Moreover, employers and their employees would have a vehicle much better than any option currently available to them to control health care spending:
- FSAs could be combined with high deductibles, allowing employees to directly control, say, the first $2,500 of spending without all of the pointless restrictions that hamper the usefulness of HSAs.
- FSAs could be created to allow employees control of whole areas of spending, say, all preventive care and all diagnostic tests — services for which individual discretion is both possible and desirable.
- FSAs could be created for the chronically ill — allowing, say, diabetics or asthmatics to manage their own health care dollars, much as home-bound, disabled Medicaid patients manage their own budgets in the Cash and Counseling programs.
- FSAs could be combined with value-based purchasing insurance plans — where the insurer only pays, say, for certain drugs, doctors and hospitals, but allows patients to add money out-of-pocket and make other choices — thus allowing the development of a real market for more expensive health care services.
The Potential Impact of High Deductibles.
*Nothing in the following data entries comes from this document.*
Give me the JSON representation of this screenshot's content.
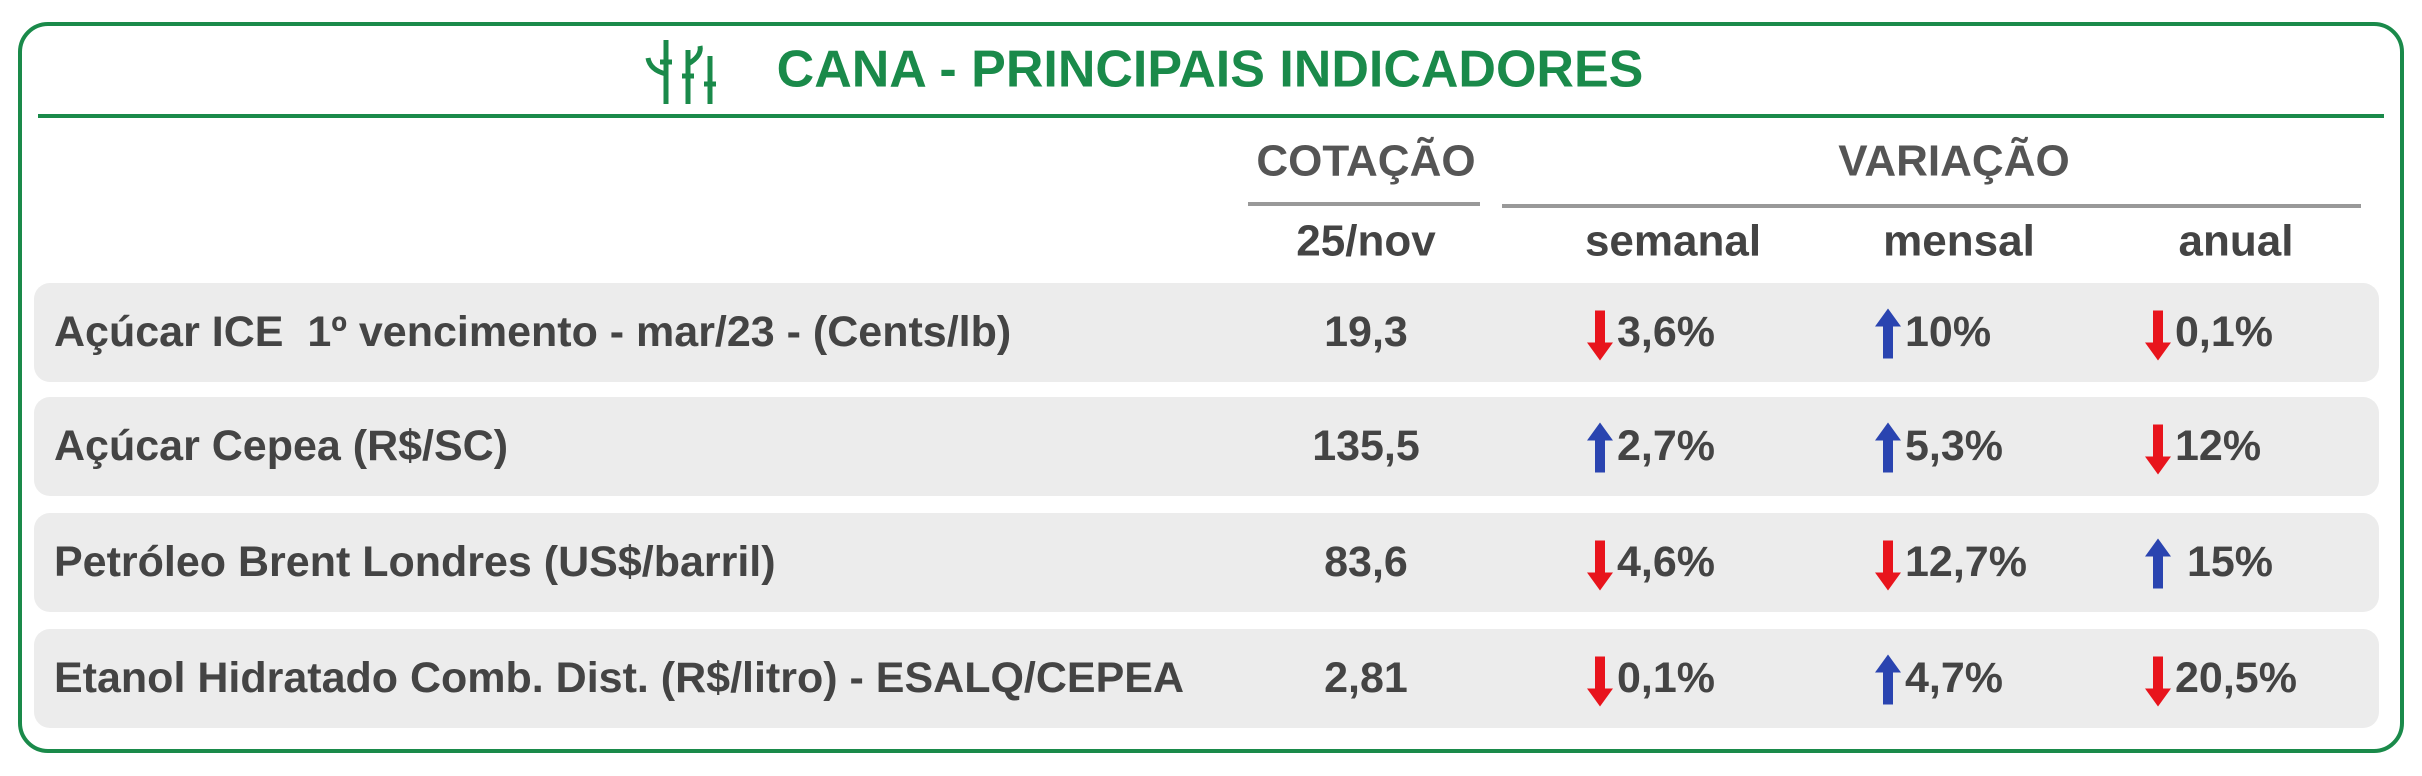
{
  "header": {
    "title": "CANA - PRINCIPAIS INDICADORES"
  },
  "table": {
    "column_groups": {
      "quote": "COTAÇÃO",
      "variation": "VARIAÇÃO"
    },
    "columns": [
      "25/nov",
      "semanal",
      "mensal",
      "anual"
    ],
    "rows": [
      {
        "label": "Açúcar ICE  1º vencimento - mar/23 - (Cents/lb)",
        "quote": "19,3",
        "changes": [
          {
            "text": "3,6%",
            "trend": "down"
          },
          {
            "text": "10%",
            "trend": "up"
          },
          {
            "text": "0,1%",
            "trend": "down"
          }
        ]
      },
      {
        "label": "Açúcar Cepea (R$/SC)",
        "quote": "135,5",
        "changes": [
          {
            "text": "2,7%",
            "trend": "up"
          },
          {
            "text": "5,3%",
            "trend": "up"
          },
          {
            "text": "12%",
            "trend": "down"
          }
        ]
      },
      {
        "label": "Petróleo Brent Londres (US$/barril)",
        "quote": "83,6",
        "changes": [
          {
            "text": "4,6%",
            "trend": "down"
          },
          {
            "text": "12,7%",
            "trend": "down"
          },
          {
            "text": " 15%",
            "trend": "up"
          }
        ]
      },
      {
        "label": "Etanol Hidratado Comb. Dist. (R$/litro) - ESALQ/CEPEA",
        "quote": "2,81",
        "changes": [
          {
            "text": "0,1%",
            "trend": "down"
          },
          {
            "text": "4,7%",
            "trend": "up"
          },
          {
            "text": "20,5%",
            "trend": "down"
          }
        ]
      }
    ]
  }
}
Every serious study that has ever been done on the subject has found that patients spend less on health care when they are spending their own money. The latest study by the RAND Corporation estimates that families with high deductible plans and Health Savings Accounts spend about 30 percent less than families with conventional insurance. And that’s with HSA plans designed by Congress. Think how much more effective the accounts could be if they were designed by the marketplace.
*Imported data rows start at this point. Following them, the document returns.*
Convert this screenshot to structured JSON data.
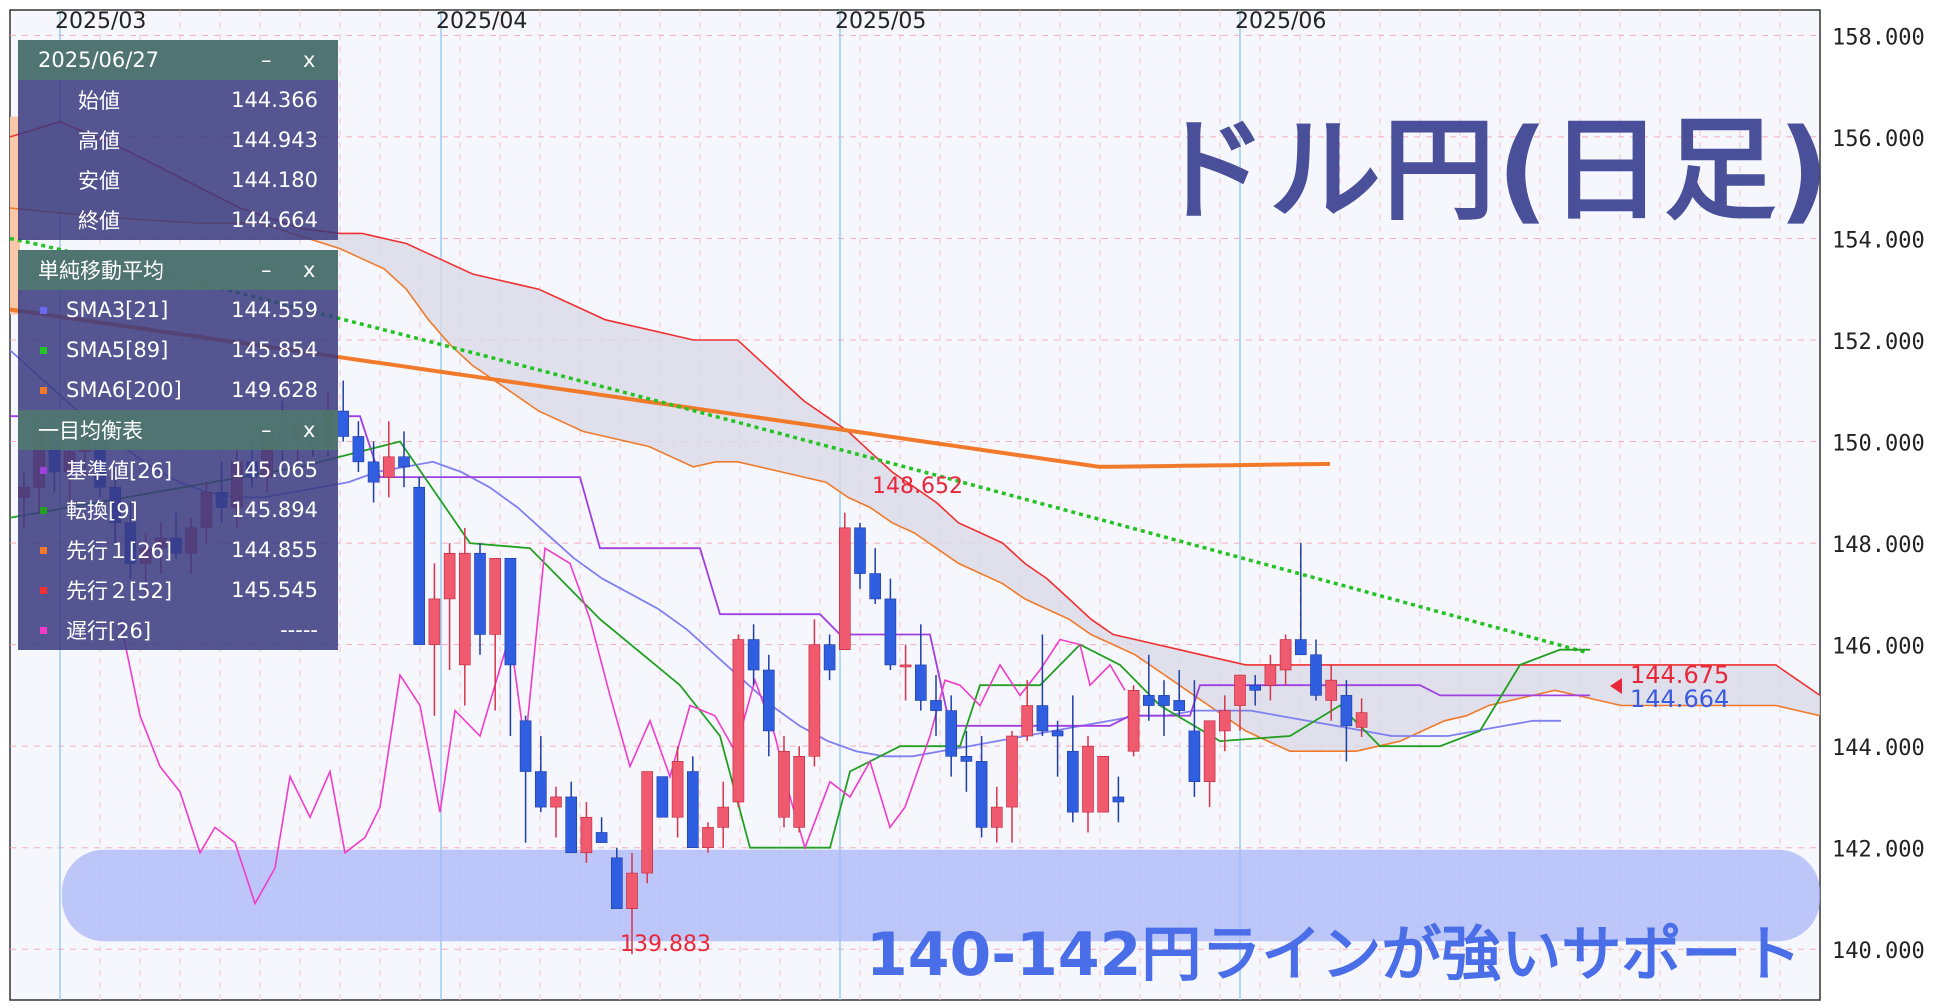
{
  "chart_data": {
    "type": "candlestick",
    "title": "ドル円(日足)",
    "annotation": "140-142円ラインが強いサポート",
    "support_band": [
      140.0,
      142.0
    ],
    "x_labels": [
      "2025/03",
      "2025/04",
      "2025/05",
      "2025/06"
    ],
    "y_ticks": [
      "158.000",
      "156.000",
      "154.000",
      "152.000",
      "150.000",
      "148.000",
      "146.000",
      "144.000",
      "142.000",
      "140.000"
    ],
    "ylim": [
      139.0,
      158.5
    ],
    "high_label": "148.652",
    "low_label": "139.883",
    "price_tag_red": "144.675",
    "price_tag_blue": "144.664",
    "colors": {
      "up": "#f05a6e",
      "down": "#2f5fe0",
      "title": "#4a4f9a",
      "annotation": "#4a6ee8",
      "support": "#aab6f5",
      "cloud": "#d9dbe6"
    }
  },
  "ohlc_panel": {
    "date": "2025/06/27",
    "minimize": "–",
    "close": "x",
    "rows": [
      {
        "label": "始値",
        "value": "144.366"
      },
      {
        "label": "高値",
        "value": "144.943"
      },
      {
        "label": "安値",
        "value": "144.180"
      },
      {
        "label": "終値",
        "value": "144.664"
      }
    ]
  },
  "sma_panel": {
    "title": "単純移動平均",
    "minimize": "–",
    "close": "x",
    "rows": [
      {
        "label": "SMA3[21]",
        "value": "144.559",
        "color": "#6a6af0"
      },
      {
        "label": "SMA5[89]",
        "value": "145.854",
        "color": "#22c322"
      },
      {
        "label": "SMA6[200]",
        "value": "149.628",
        "color": "#f07a2a"
      }
    ]
  },
  "ichimoku_panel": {
    "title": "一目均衡表",
    "minimize": "–",
    "close": "x",
    "rows": [
      {
        "label": "基準値[26]",
        "value": "145.065",
        "color": "#a040e0"
      },
      {
        "label": "転換[9]",
        "value": "145.894",
        "color": "#22a022"
      },
      {
        "label": "先行１[26]",
        "value": "144.855",
        "color": "#f07a2a"
      },
      {
        "label": "先行２[52]",
        "value": "145.545",
        "color": "#f03030"
      },
      {
        "label": "遅行[26]",
        "value": "-----",
        "color": "#f03cc8"
      }
    ]
  }
}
Achieving the Ideal. Finally, good as the idea of FSA rollovers is, it is still short of the ideal. For starters, people need to have the option to withdraw cash from their FSA and spend it on non-health care goods and services. Beyond that, we should consider more fundamental reform.
As the table above shows, today we have an array of account options — each with advantages and disadvantages when compared to each other. This reflects the complete lack of a public policy purpose. Why should the contribution limit be $3,050 for an HSA, $2,500 for an FSA and unlimited for an HRA? Why should people be able to withdraw cash from the HSA, but not from the FSA or HRA? Why are FSAs and HRAs flexible, while HSAs are not?
As noted, the ideal account is a flexible Roth HSA. The Roth account involves after-tax deposits and tax-free withdrawals. It is the account that is most compatible with subsidizing health insurance with lump sum tax credits — an approach advocated by Sen. John McCain and incorporated in the Coburn/Burr/Ryan/Nunes health reform bill.